La hazaña, pues, bajo esta atmosfera globalizada no es fácil; pero tampoco imposible, es cuestión de restablecer modos y maneras de vivir, sabiendo que las ofensas jamás se vengan. Hay que evitar los combates, que lo único que hacen es enfermarnos por completo. Pensemos, que constantemente se ha dicho: renovarse o morir. Pongámonos, entonces, en acción. La unidad se consigue, cultivando el amor recíproco entre latidos variados, sabiendo que un cuerpo íntegro todo lo reconduce, pero que un pulso cabal es lo más hermoso que el cielo puede darnos para hacer radiante nuestro torpe andar. No olvidemos la dimensión vinculante como humanidad que somos, la de volvernos humanitarios y la de revolvernos contra los traspiés para corregir la propia existencia.
Es público y notorio, que no se accede a lo auténtico, sino a través del espíritu donante. Un buen propósito, es ponerse a trabajar en algo, reconociendo que es un derecho y un deber, al menos para que el maligno nos encuentre ocupados. Otro recto designio será estar vigilantes de nuestros corazones y de nuestras vidas. Cada día también imperan esos vientos que parecen acariciar, pero que nos aniquilan, coartan nuestra libertad y no respetan la dignidad, ofreciéndonos estilos de supervivencia consumista que nos vacían internamente y nos impulsan a vivir fuera de nosotros, en los vicios mundanos. Incluso, son notorios rapaces, con pedestal incluido que les protege, saqueando los recursos del planeta, librando guerras sangrientas o alimentando el mal en cualquiera de sus formas.

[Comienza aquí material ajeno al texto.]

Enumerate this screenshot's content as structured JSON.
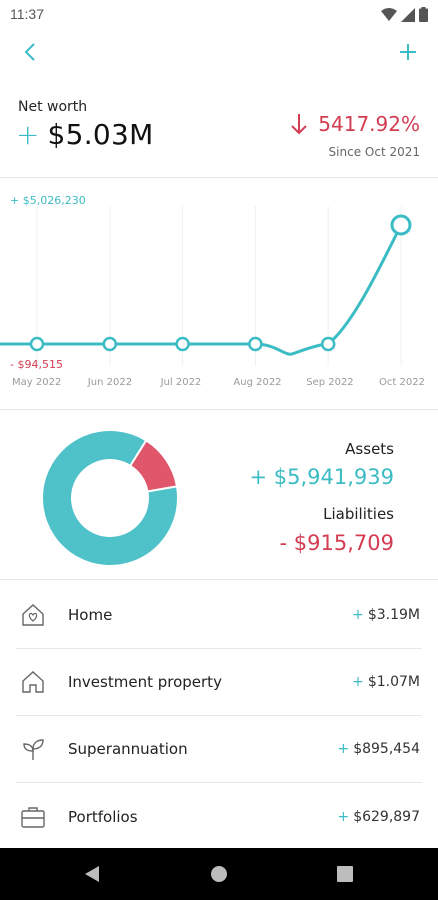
{
  "status_bar": {
    "time": "11:37"
  },
  "summary": {
    "label": "Net worth",
    "sign": "+",
    "value": "$5.03M",
    "change": "5417.92%",
    "since": "Since Oct 2021"
  },
  "chart_data": {
    "type": "line",
    "x": [
      "May 2022",
      "Jun 2022",
      "Jul 2022",
      "Aug 2022",
      "Sep 2022",
      "Oct 2022"
    ],
    "series": [
      {
        "values": [
          -94515,
          -94515,
          -94515,
          -94515,
          -94515,
          5026230
        ]
      }
    ],
    "ymax_label": "+ $5,026,230",
    "ymin_label": "- $94,515",
    "ylim": [
      -94515,
      5026230
    ],
    "grid": "vertical",
    "colors": {
      "line": "#3bbcc4",
      "max_label": "#3bbcc4",
      "min_label": "#d43c52"
    }
  },
  "breakdown": {
    "assets_label": "Assets",
    "assets_value": "+ $5,941,939",
    "liabilities_label": "Liabilities",
    "liabilities_value": "-  $915,709",
    "donut": {
      "assets": 5941939,
      "liabilities": 915709
    },
    "colors": {
      "assets": "#4fc1c8",
      "liabilities": "#e0566a"
    }
  },
  "list": {
    "items": [
      {
        "icon": "home-heart-icon",
        "label": "Home",
        "sign": "+",
        "value": "$3.19M"
      },
      {
        "icon": "house-icon",
        "label": "Investment property",
        "sign": "+",
        "value": "$1.07M"
      },
      {
        "icon": "sprout-icon",
        "label": "Superannuation",
        "sign": "+",
        "value": "$895,454"
      },
      {
        "icon": "briefcase-icon",
        "label": "Portfolios",
        "sign": "+",
        "value": "$629,897"
      }
    ]
  },
  "colors": {
    "accent": "#3bbcc4",
    "negative": "#d43c52"
  }
}
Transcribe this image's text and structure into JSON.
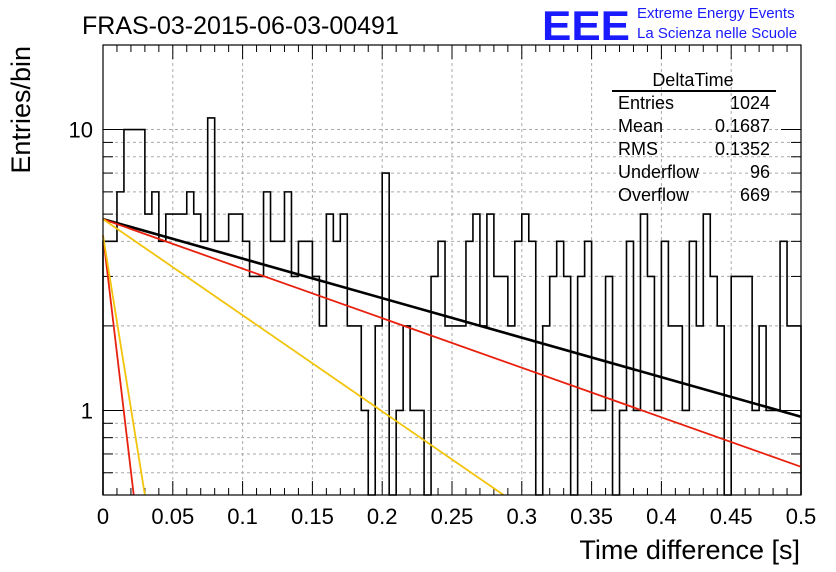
{
  "chart_data": {
    "type": "histogram",
    "title": "FRAS-03-2015-06-03-00491",
    "xlabel": "Time difference [s]",
    "ylabel": "Entries/bin",
    "xlim": [
      0,
      0.5
    ],
    "ylim": [
      0.5,
      20
    ],
    "yscale": "log",
    "grid": true,
    "x_ticks": [
      "0",
      "0.05",
      "0.1",
      "0.15",
      "0.2",
      "0.25",
      "0.3",
      "0.35",
      "0.4",
      "0.45",
      "0.5"
    ],
    "y_ticks": [
      "1",
      "10"
    ],
    "bin_width": 0.005,
    "counts": [
      4,
      4,
      6,
      10,
      10,
      10,
      5,
      6,
      4,
      5,
      5,
      5,
      6,
      5,
      4,
      11,
      4,
      4,
      5,
      5,
      4,
      3,
      3,
      6,
      4,
      4,
      6,
      3,
      4,
      4,
      3,
      2,
      5,
      4,
      5,
      2,
      2,
      1,
      0,
      2,
      7,
      0,
      1,
      2,
      1,
      1,
      0,
      3,
      4,
      2,
      2,
      2,
      4,
      5,
      2,
      5,
      3,
      3,
      2,
      4,
      5,
      4,
      0,
      2,
      3,
      4,
      3,
      0,
      3,
      4,
      1,
      1,
      3,
      0,
      1,
      4,
      1,
      5,
      3,
      1,
      4,
      2,
      2,
      1,
      4,
      2,
      5,
      3,
      2,
      0,
      3,
      3,
      3,
      1,
      2,
      1,
      1,
      4,
      2,
      2
    ],
    "series": [
      {
        "color": "#000000",
        "x": [
          0,
          0.5
        ],
        "y": [
          4.8,
          0.95
        ]
      },
      {
        "color": "#e8210f",
        "x": [
          0,
          0.5
        ],
        "y": [
          4.8,
          0.63
        ]
      },
      {
        "color": "#f2c40c",
        "x": [
          0,
          0.287
        ],
        "y": [
          4.8,
          0.5
        ]
      },
      {
        "color": "#e8210f",
        "x": [
          0,
          0.022
        ],
        "y": [
          4.2,
          0.5
        ]
      },
      {
        "color": "#f2c40c",
        "x": [
          0,
          0.03
        ],
        "y": [
          4.2,
          0.5
        ]
      }
    ]
  },
  "stats": {
    "title": "DeltaTime",
    "rows": [
      {
        "label": "Entries",
        "value": "1024"
      },
      {
        "label": "Mean",
        "value": "0.1687"
      },
      {
        "label": "RMS",
        "value": "0.1352"
      },
      {
        "label": "Underflow",
        "value": "96"
      },
      {
        "label": "Overflow",
        "value": "669"
      }
    ]
  },
  "logo": {
    "mark": "EEE",
    "line1": "Extreme Energy Events",
    "line2": "La Scienza nelle Scuole",
    "color": "#1a1aff"
  }
}
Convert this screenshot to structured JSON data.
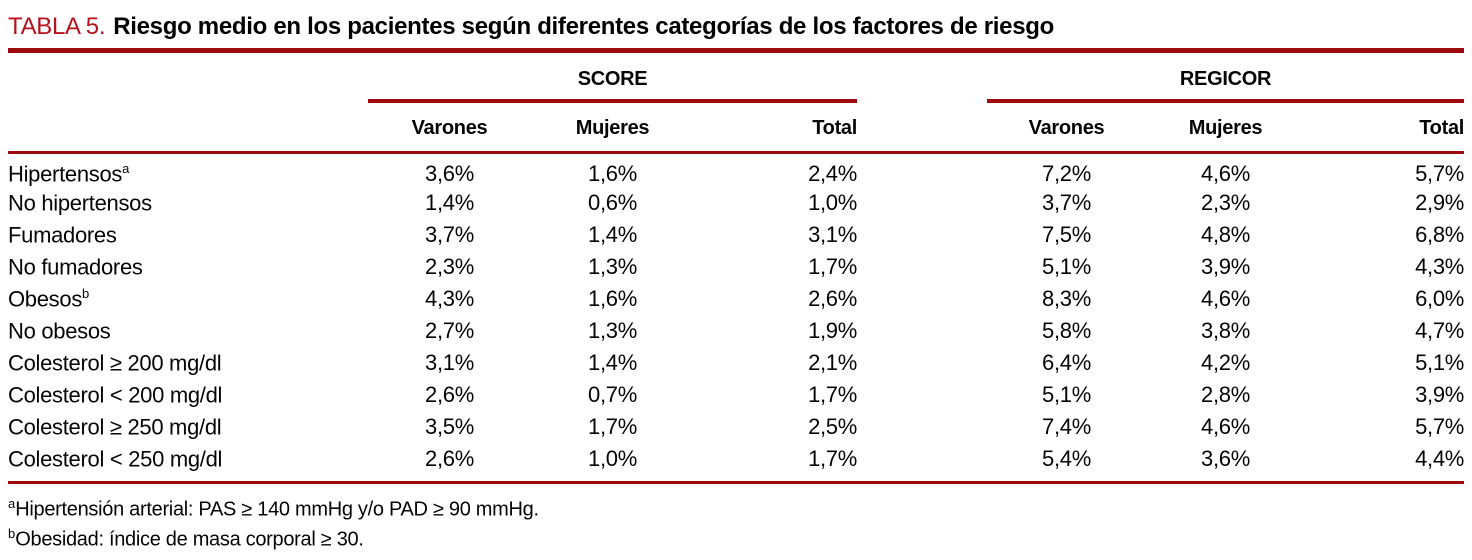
{
  "title": {
    "tag": "TABLA 5.",
    "text": "Riesgo medio en los pacientes según diferentes categorías de los factores de riesgo"
  },
  "colors": {
    "rule_red": "#9e0b0f",
    "title_red": "#b5121b"
  },
  "table": {
    "groups": [
      {
        "label": "SCORE"
      },
      {
        "label": "REGICOR"
      }
    ],
    "columns": [
      "Varones",
      "Mujeres",
      "Total",
      "Varones",
      "Mujeres",
      "Total"
    ],
    "rows": [
      {
        "label": "Hipertensos",
        "sup": "a",
        "values": [
          "3,6%",
          "1,6%",
          "2,4%",
          "7,2%",
          "4,6%",
          "5,7%"
        ]
      },
      {
        "label": "No hipertensos",
        "sup": "",
        "values": [
          "1,4%",
          "0,6%",
          "1,0%",
          "3,7%",
          "2,3%",
          "2,9%"
        ]
      },
      {
        "label": "Fumadores",
        "sup": "",
        "values": [
          "3,7%",
          "1,4%",
          "3,1%",
          "7,5%",
          "4,8%",
          "6,8%"
        ]
      },
      {
        "label": "No fumadores",
        "sup": "",
        "values": [
          "2,3%",
          "1,3%",
          "1,7%",
          "5,1%",
          "3,9%",
          "4,3%"
        ]
      },
      {
        "label": "Obesos",
        "sup": "b",
        "values": [
          "4,3%",
          "1,6%",
          "2,6%",
          "8,3%",
          "4,6%",
          "6,0%"
        ]
      },
      {
        "label": "No obesos",
        "sup": "",
        "values": [
          "2,7%",
          "1,3%",
          "1,9%",
          "5,8%",
          "3,8%",
          "4,7%"
        ]
      },
      {
        "label": "Colesterol ≥ 200 mg/dl",
        "sup": "",
        "values": [
          "3,1%",
          "1,4%",
          "2,1%",
          "6,4%",
          "4,2%",
          "5,1%"
        ]
      },
      {
        "label": "Colesterol < 200 mg/dl",
        "sup": "",
        "values": [
          "2,6%",
          "0,7%",
          "1,7%",
          "5,1%",
          "2,8%",
          "3,9%"
        ]
      },
      {
        "label": "Colesterol ≥ 250 mg/dl",
        "sup": "",
        "values": [
          "3,5%",
          "1,7%",
          "2,5%",
          "7,4%",
          "4,6%",
          "5,7%"
        ]
      },
      {
        "label": "Colesterol < 250 mg/dl",
        "sup": "",
        "values": [
          "2,6%",
          "1,0%",
          "1,7%",
          "5,4%",
          "3,6%",
          "4,4%"
        ]
      }
    ]
  },
  "footnotes": [
    {
      "sup": "a",
      "text": "Hipertensión arterial: PAS ≥ 140 mmHg y/o PAD ≥ 90 mmHg."
    },
    {
      "sup": "b",
      "text": "Obesidad: índice de masa corporal ≥ 30."
    }
  ],
  "chart_data": {
    "type": "table",
    "title": "TABLA 5. Riesgo medio en los pacientes según diferentes categorías de los factores de riesgo",
    "column_groups": [
      "SCORE",
      "REGICOR"
    ],
    "columns": [
      "SCORE Varones",
      "SCORE Mujeres",
      "SCORE Total",
      "REGICOR Varones",
      "REGICOR Mujeres",
      "REGICOR Total"
    ],
    "categories": [
      "Hipertensos",
      "No hipertensos",
      "Fumadores",
      "No fumadores",
      "Obesos",
      "No obesos",
      "Colesterol ≥ 200 mg/dl",
      "Colesterol < 200 mg/dl",
      "Colesterol ≥ 250 mg/dl",
      "Colesterol < 250 mg/dl"
    ],
    "series": [
      {
        "name": "SCORE Varones",
        "values": [
          3.6,
          1.4,
          3.7,
          2.3,
          4.3,
          2.7,
          3.1,
          2.6,
          3.5,
          2.6
        ]
      },
      {
        "name": "SCORE Mujeres",
        "values": [
          1.6,
          0.6,
          1.4,
          1.3,
          1.6,
          1.3,
          1.4,
          0.7,
          1.7,
          1.0
        ]
      },
      {
        "name": "SCORE Total",
        "values": [
          2.4,
          1.0,
          3.1,
          1.7,
          2.6,
          1.9,
          2.1,
          1.7,
          2.5,
          1.7
        ]
      },
      {
        "name": "REGICOR Varones",
        "values": [
          7.2,
          3.7,
          7.5,
          5.1,
          8.3,
          5.8,
          6.4,
          5.1,
          7.4,
          5.4
        ]
      },
      {
        "name": "REGICOR Mujeres",
        "values": [
          4.6,
          2.3,
          4.8,
          3.9,
          4.6,
          3.8,
          4.2,
          2.8,
          4.6,
          3.6
        ]
      },
      {
        "name": "REGICOR Total",
        "values": [
          5.7,
          2.9,
          6.8,
          4.3,
          6.0,
          4.7,
          5.1,
          3.9,
          5.7,
          4.4
        ]
      }
    ],
    "unit": "%"
  }
}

Seamos gentes de paz y amor, poetas de entretelas y convivencias, no de conveniencias. Para toda clase de maldades o de males siempre hay enmiendas, como el tiempo y el silencio. Un ser prudente sabe prevenirlo, uno valerosos lo soporta sin quejarse; pero un hombre sabio, sabe asimismo discernir, abriendo paso a la concordia. En cualquier caso, las limitadas posibilidades humanas se unen a un espíritu inherente contemplativo, que rompe la cadena demoniaca de lo horrible, a poco que busquemos refugio en la inspiración del verso. Es esta embellecedora poesía mística la que nos alienta y adereza familiarmente, sin lucro injusto, con comprensión y perdón. Esto nos insta a despertar, a despojarnos de lo material y a envolvernos de calor de hogar, que sólo realzan cosas humildes.
Hoy más que nunca, necesitamos llenar nuestra mente de pensamientos nuevos, que nos fraternicen y nos rescaten hacia la bondad/verdad. Será saludable que deliberemos, por tanto, sobre los niveles de soledad ciudadana que son altísimos, o la perdida de la calidad del aire y el difícil acceso al agua potable para muchas personas o en la desigualdad de ingresos y riquezas, que nos dejan sin sensibilidad alguna, con un crecimiento sin progreso; ya que las economías se expanden, mientras empeoran las tensiones sociales, políticas y ambientales. Puede que el honor sea el poema del deber; pero la bajeza, es la indecencia manifiesta del perverso, que todo lo empeora con violencias, haciendo que la esperanza de vida saludable y la satisfacción con la vida, se conviertan en un amor imposible.